Los Angeles Times 4 of 5 Stars
"We have come to admire and love Didion for her preternatural poise, unrivaled eye for absurdity, and Orwellian distaste for cant. It is thus a difficult, moving and extraordinarily poignant experience to watch her direct such scrutiny inward." Gideon Lewis-Kraus

New York Times 4 of 5 Stars
"At once exquisitely controlled and heartbreakingly sad, The Year of Magical Thinking tells us in completely unvarnished terms what it is to love someone and lose him, what it is to have a child fall sick and be unable to help her.

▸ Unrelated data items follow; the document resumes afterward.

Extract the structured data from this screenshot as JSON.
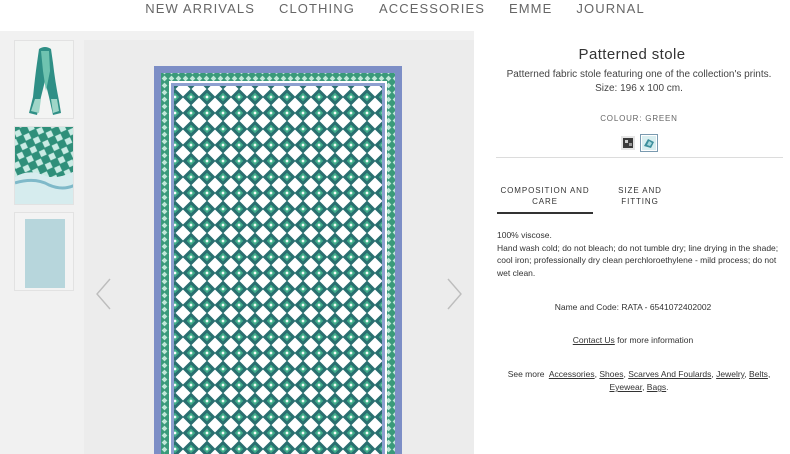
{
  "nav": {
    "items": [
      "NEW ARRIVALS",
      "CLOTHING",
      "ACCESSORIES",
      "EMME",
      "JOURNAL"
    ]
  },
  "gallery": {
    "thumbnails": [
      "thumbnail-scarf-on-mannequin",
      "thumbnail-scarf-detail",
      "thumbnail-scarf-flat-light"
    ],
    "prev_icon": "chevron-left-icon",
    "next_icon": "chevron-right-icon",
    "colors": {
      "border_blue": "#7d8ec6",
      "green": "#3a9a7a",
      "teal_dark": "#2a6f70",
      "white": "#ffffff",
      "background": "#f1f1f1"
    }
  },
  "product": {
    "title": "Patterned stole",
    "description": "Patterned fabric stole featuring one of the collection's prints.",
    "size": "Size: 196 x 100 cm.",
    "colour_label": "COLOUR: GREEN",
    "swatches": [
      "swatch-dark",
      "swatch-green"
    ]
  },
  "tabs": {
    "composition_line1": "COMPOSITION AND",
    "composition_line2": "CARE",
    "size_fitting": "SIZE AND FITTING"
  },
  "care": {
    "composition": "100% viscose.",
    "instructions": "Hand wash cold; do not bleach; do not tumble dry; line drying in the shade; cool iron; professionally dry clean perchloroethylene - mild process; do not wet clean."
  },
  "code": {
    "text": "Name and Code: RATA - 6541072402002"
  },
  "contact": {
    "link": "Contact Us",
    "suffix": " for more information"
  },
  "see_more": {
    "prefix": "See more",
    "links": [
      "Accessories",
      "Shoes",
      "Scarves And Foulards",
      "Jewelry",
      "Belts",
      "Eyewear",
      "Bags"
    ]
  }
}
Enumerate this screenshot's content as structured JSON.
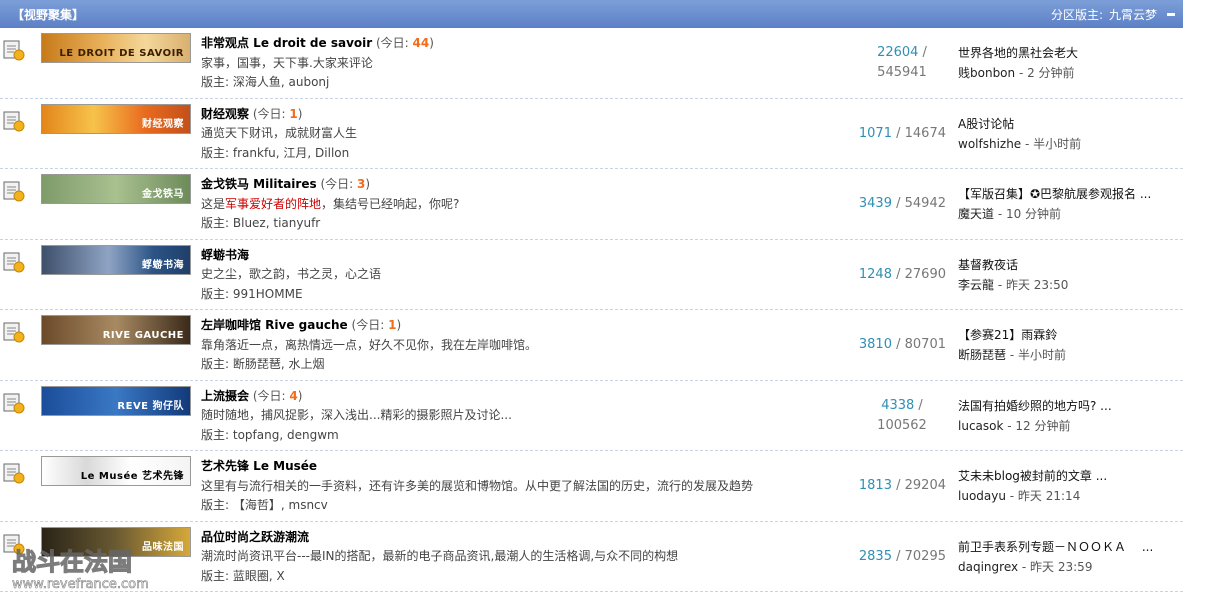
{
  "category": {
    "title": "【视野聚集】",
    "moderators_label": "分区版主:",
    "moderators": "九霄云梦"
  },
  "forums": [
    {
      "name": "非常观点 Le droit de savoir",
      "today_prefix": "(今日: ",
      "today": "44",
      "today_suffix": ")",
      "desc_parts": [
        "家事，国事，天下事.大家来评论"
      ],
      "mods_label": "版主:",
      "mods": "深海人鱼, aubonj",
      "topics": "22604",
      "posts": "545941",
      "last_title": "世界各地的黑社会老大",
      "last_user": "贱bonbon",
      "last_time": "- 2 分钟前",
      "banner_text": "LE DROIT DE SAVOIR"
    },
    {
      "name": "财经观察",
      "today_prefix": "(今日: ",
      "today": "1",
      "today_suffix": ")",
      "desc_parts": [
        "通览天下财讯，成就财富人生"
      ],
      "mods_label": "版主:",
      "mods": "frankfu, 江月, Dillon",
      "topics": "1071",
      "posts": "14674",
      "last_title": "A股讨论帖",
      "last_user": "wolfshizhe",
      "last_time": "- 半小时前",
      "banner_text": "财经观察"
    },
    {
      "name": "金戈铁马 Militaires",
      "today_prefix": "(今日: ",
      "today": "3",
      "today_suffix": ")",
      "desc_parts": [
        "这是",
        "军事爱好者的阵地",
        "，集结号已经响起，你呢?"
      ],
      "mods_label": "版主:",
      "mods": "Bluez, tianyufr",
      "topics": "3439",
      "posts": "54942",
      "last_title": "【军版召集】✪巴黎航展参观报名 ...",
      "last_user": "魔天道",
      "last_time": "- 10 分钟前",
      "banner_text": "金戈铁马"
    },
    {
      "name": "蜉蝣书海",
      "today_prefix": "",
      "today": "",
      "today_suffix": "",
      "desc_parts": [
        "史之尘，歌之韵，书之灵，心之语"
      ],
      "mods_label": "版主:",
      "mods": "991HOMME",
      "topics": "1248",
      "posts": "27690",
      "last_title": "基督教夜话",
      "last_user": "李云龍",
      "last_time": "- 昨天 23:50",
      "banner_text": "蜉蝣书海"
    },
    {
      "name": "左岸咖啡馆 Rive gauche",
      "today_prefix": "(今日: ",
      "today": "1",
      "today_suffix": ")",
      "desc_parts": [
        "靠角落近一点，离热情远一点，好久不见你，我在左岸咖啡馆。"
      ],
      "mods_label": "版主:",
      "mods": "断肠琵琶, 水上烟",
      "topics": "3810",
      "posts": "80701",
      "last_title": "【参赛21】雨霖鈴",
      "last_user": "断肠琵琶",
      "last_time": "- 半小时前",
      "banner_text": "RIVE GAUCHE"
    },
    {
      "name": "上流摄会",
      "today_prefix": "(今日: ",
      "today": "4",
      "today_suffix": ")",
      "desc_parts": [
        "随时随地，捕风捉影，深入浅出...精彩的摄影照片及讨论..."
      ],
      "mods_label": "版主:",
      "mods": "topfang, dengwm",
      "topics": "4338",
      "posts": "100562",
      "last_title": "法国有拍婚纱照的地方吗? ...",
      "last_user": "lucasok",
      "last_time": "- 12 分钟前",
      "banner_text": "REVE 狗仔队"
    },
    {
      "name": "艺术先锋 Le Musée",
      "today_prefix": "",
      "today": "",
      "today_suffix": "",
      "desc_parts": [
        "这里有与流行相关的一手资料，还有许多美的展览和博物馆。从中更了解法国的历史，流行的发展及趋势"
      ],
      "mods_label": "版主:",
      "mods": "【海哲】, msncv",
      "topics": "1813",
      "posts": "29204",
      "last_title": "艾未未blog被封前的文章 ...",
      "last_user": "luodayu",
      "last_time": "- 昨天 21:14",
      "banner_text": "Le Musée 艺术先锋"
    },
    {
      "name": "品位时尚之跃游潮流",
      "today_prefix": "",
      "today": "",
      "today_suffix": "",
      "desc_parts": [
        "潮流时尚资讯平台---最IN的搭配，最新的电子商品资讯,最潮人的生活格调,与众不同的构想"
      ],
      "mods_label": "版主:",
      "mods": "蓝眼圈, X",
      "topics": "2835",
      "posts": "70295",
      "last_title": "前卫手表系列专题－ＮＯＯＫＡ　 ...",
      "last_user": "daqingrex",
      "last_time": "- 昨天 23:59",
      "banner_text": "品味法国"
    }
  ],
  "watermark": {
    "line1": "战斗在法国",
    "line2": "www.revefrance.com"
  }
}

It is a book that tells us how people try to make sense of the senseless and how they somehow go on." Michiko Kakutani

Washington Post 4 of 5 Stars
"The Year of Magical Thinking, though it spares nothing in describing Didion’s confusion, grief and derangement, is a work of surpassing clarity and honesty. It may not provide ‘meaning’ to her husband’s death or her daughter’s illness, but it describes their effects on her with unsparing candor." Jonathan Yardley

Critical Summary

The Year of Magical Thinking is a searing portrayal of personal grief, a vividly documented case study in mourning rather than the kind of modern exercise in self-therapy that, however well-intentioned, is laced with narcissism. As a writer Didion has often demonstrated a keen eye for the loose threads that, when tugged, unravel human lives and institutions. Critics were deeply moved as Didion turns her lens inward to examine her own emotional disintegration, free of clichés and tidy, little life lessons. It is the book’s raw honesty and Didion’s meticulous reporting and research that allow her memoir to transcend the merely personal and become a universal road map of loss.